Most of that involves shifting responsibilities from the test harness to the test runner which has the side effects of:

Allowing more powerful experiments with custom test runners (e.g. cargo nextest) as they'll have more information to operate on
Lowering the barrier for custom test harnesses (like libtest-mimic) as UI responsibilities are shifted to the test runner (cargo test)

Proposed Plan

While having a plan for evolution takes some burden off of the format, we should still do some due diligence in ensuring the format works well for our intended uses.

My rough idea for a plan is

Create an experimental test harness that uses a serde structure for passing information from its core to different --format modes, emulating what libtest and cargos relationship will be like on a smaller scale for faster iteration
Transition libtest to this proposed interface
Add experimental support for cargo to interact with test binaries through json
Create a stabilization report for json for T-libs-api and a cargo RFC for custom test harnesses to opt into this new protocol

Potential considerations when running the experiment to vet the format:

Plan for future evolution
Ability to implement different format modes on top
- Both test running and --list mode
Ability to run test harnesses in parallel
Tests with multiple failures
Bench support
Static and dynamic parameterized tests / test fixtures
Static and dynamic test skipping
Test markers
doctests
Test location (for IDEs)
Collect metrics related to tests
- Elapsed time
- Temp dir sizes
- RNG seed

Warning: This doesn't mean they'll all be supported in the initial stabilization just that we feel confident the format will support them)

If you are interested in helping this stabilize the json output, contributing to the experimental harness (when we get there) will be a good area for first-time contributors to the Rust project as most of the code will be new, small, and with no stability / correctness pressure of an existing user base.

Misc

Comments made on libtests format

Existing formats

junit
subunit
TAP

See also

It's funny you opened this just now, I posted about something somewhat related in on Zulip. I'm planning on writing a proposal outlining:

A mechanism for opting into nightly-only machine human/machine-readable formats on the stable channel that isn't RUSTC_BOOTSTRAP=1.
A stability/evolution evolution policy for said unstable formats (such as a versioning scheme) and a mechanism for tooling authors to opt-into notifications for changes.

One of the motivating cases was libtest's JSON output, with the hope that the barrier to feedback is reduced and implementers don't feel hamstrung by notions like "perfect is the enemy of good". How would you feel about something along those lines for libtest?

epage January 9, 2024, 9:07pm 3

While I think it would generally be helpful to think in terms of making it easier to experiment with unstable features, I don't think it would help in our case.

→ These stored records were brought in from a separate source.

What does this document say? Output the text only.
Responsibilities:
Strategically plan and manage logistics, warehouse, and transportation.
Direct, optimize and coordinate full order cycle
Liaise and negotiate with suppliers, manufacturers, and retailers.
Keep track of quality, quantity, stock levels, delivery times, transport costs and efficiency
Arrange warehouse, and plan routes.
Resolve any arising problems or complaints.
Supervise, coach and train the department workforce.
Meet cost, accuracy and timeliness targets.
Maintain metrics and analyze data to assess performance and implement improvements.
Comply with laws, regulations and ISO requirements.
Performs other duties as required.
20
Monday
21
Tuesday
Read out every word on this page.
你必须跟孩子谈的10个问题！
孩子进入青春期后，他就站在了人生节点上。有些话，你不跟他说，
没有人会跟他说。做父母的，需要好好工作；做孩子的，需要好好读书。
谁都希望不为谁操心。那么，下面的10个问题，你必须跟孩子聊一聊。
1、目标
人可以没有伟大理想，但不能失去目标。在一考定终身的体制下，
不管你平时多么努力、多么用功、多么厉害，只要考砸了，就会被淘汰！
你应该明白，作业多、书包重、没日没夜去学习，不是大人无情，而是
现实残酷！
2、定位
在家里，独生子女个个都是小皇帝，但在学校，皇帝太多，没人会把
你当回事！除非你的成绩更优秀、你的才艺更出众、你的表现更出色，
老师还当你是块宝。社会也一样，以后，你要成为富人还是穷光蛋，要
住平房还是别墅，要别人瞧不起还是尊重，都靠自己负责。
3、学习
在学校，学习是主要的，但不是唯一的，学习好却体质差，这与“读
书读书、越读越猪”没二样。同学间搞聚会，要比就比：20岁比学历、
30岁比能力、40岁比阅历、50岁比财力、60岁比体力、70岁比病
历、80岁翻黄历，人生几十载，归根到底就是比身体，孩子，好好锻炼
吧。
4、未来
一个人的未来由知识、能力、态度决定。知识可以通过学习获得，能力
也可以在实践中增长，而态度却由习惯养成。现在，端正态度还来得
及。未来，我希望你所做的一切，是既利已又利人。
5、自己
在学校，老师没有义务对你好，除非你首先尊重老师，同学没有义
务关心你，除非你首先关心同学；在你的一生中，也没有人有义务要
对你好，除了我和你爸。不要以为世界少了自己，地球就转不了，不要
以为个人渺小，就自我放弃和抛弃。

We have a path forward that can help us learn a lot, quickly outside of the rust-lang/rust tree, more so than I expect a process like this to allow. It might help get whats there today into people's hands but there isn't even a definition of what exists today for us to version, just inference on behavior. I don't expect any useful feedback from doing so because I honestly expect to throw the existing format out. That also means I don't expect much benefit from investing in the current format.

Ah, my bad! If you can go faster out-of-tree, then that's good to hear. I assumed that you'd want to partially add/stabilize support for additional features based on this comment:

At least for things like test locations, benches or doctests, I (naively) imagined that it might not end up in the initial stabilization.

epage January 9, 2024, 9:45pm 5

They won't. I had assumed you were talking more generally for the stabilization process. Sounds like you are instead referring to the item "Plan for future evolution". That will be something we focus on through the effort and would appreciate input on then.

epage January 19, 2024, 7:40pm 6

infogulch January 20, 2024, 12:29am 7

Have you considered how benchmarking harnesses like iai-callgrind could work with the new apis?

epage January 20, 2024, 1:26am 8

Benchmarks are listed in the RFC is one of the areas we will explore. In the next T-testing-devex meeting, we're going to be talking with one of the creators of divan about this (who also happens to be on the team).

system Closed April 19, 2024, 1:27am 9

This topic was automatically closed 90 days after the last reply. New replies are no longer allowed.